Hacker News new | ask | show | jobs
by mkhorton 1445 days ago
In the short (~decade) term, we do tape backups of calculation data in Berkeley, and offload data to an independently-funded European project (NOMAD), to ensure data is in at least two locations. Likewise, our production databases are automatically backed up in the cloud, but we also keep a local mirror on a bare metal server. In the longer 2^6-year time frame or further out still, I would just be flattered if the data is at all still useful for people. I think it's fair to say our community has a lot of challenges to face before we get to that point.

We don't seed any torrents ourselves and only support API access (mainly because we're a small team and have to focus our effort), but with the open license I hope the data can live on wherever/however it can.

1 comments

If someone were to try to do a bulk download of the data (well, or whatever they thought was the most significant data) through the API for preservation purposes, might it put an undue load on your server infrastructure? Some kind of bulk data download might be useful insurance there.
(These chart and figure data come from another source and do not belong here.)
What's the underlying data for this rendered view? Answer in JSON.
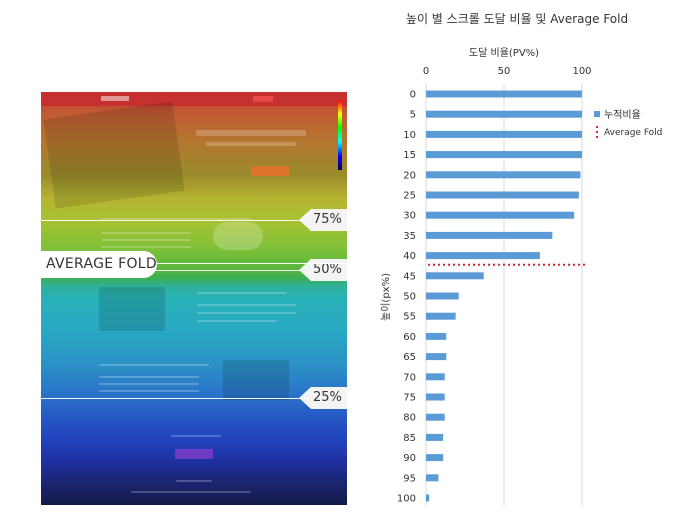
{
  "heatmap": {
    "folds": [
      {
        "label": "75%",
        "value": 75
      },
      {
        "label": "50%",
        "value": 50
      },
      {
        "label": "25%",
        "value": 25
      }
    ],
    "average_fold_label": "AVERAGE FOLD"
  },
  "chart_data": {
    "type": "bar",
    "orientation": "horizontal",
    "title": "높이 별 스크롤 도달 비율 및 Average Fold",
    "xlabel": "도달 비율(PV%)",
    "ylabel": "높이(px%)",
    "xlim": [
      0,
      100
    ],
    "xticks": [
      "0",
      "50",
      "100"
    ],
    "categories": [
      "0",
      "5",
      "10",
      "15",
      "20",
      "25",
      "30",
      "35",
      "40",
      "45",
      "50",
      "55",
      "60",
      "65",
      "70",
      "75",
      "80",
      "85",
      "90",
      "95",
      "100"
    ],
    "series": [
      {
        "name": "누적비율",
        "color": "#5b9bd5",
        "values": [
          100,
          100,
          100,
          100,
          99,
          98,
          95,
          81,
          73,
          37,
          21,
          19,
          13,
          13,
          12,
          12,
          12,
          11,
          11,
          8,
          2
        ]
      }
    ],
    "average_fold": {
      "name": "Average Fold",
      "position_category": 42.5,
      "color": "#d9262e"
    },
    "grid": "vertical",
    "legend_position": "right"
  }
}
There seem to be some interesting efforts to run SQLite in the browser so that server infrastructure only has to provide bulk data access, with precomputed indices to avoid full table scans; I wonder if those might be applicable here: https://blog.ouseful.info/2022/02/11/sql-databases-in-the-br... (though of course if you aren't using SQLite as your backend now it might be a headache)

Such an approach, if it were feasible, would have the advantage that bulk data downloads wouldn't look very different from normal use.

This would be a much bigger conversation, the SQLite efforts are very cool.

Short answer to your question is that the API load should be fine (I regularly download large subsets of the database myself via the API for research purposes), although there are good and bad ways of writing API queries. We have some tutorials, workshops, etc. available to help newcomers to our API write good queries.

We also have an email address set up (heavy.api.use@materialsproject.org) where people can give us a heads up if they are concerned about putting an undue load on our servers; as much as we try to have reasonable automatic limits set, sometimes we have had issues! API traffic continues to grow too, which in some ways is a nice problem to have, but does mean this is a moving target.

That's good to hear!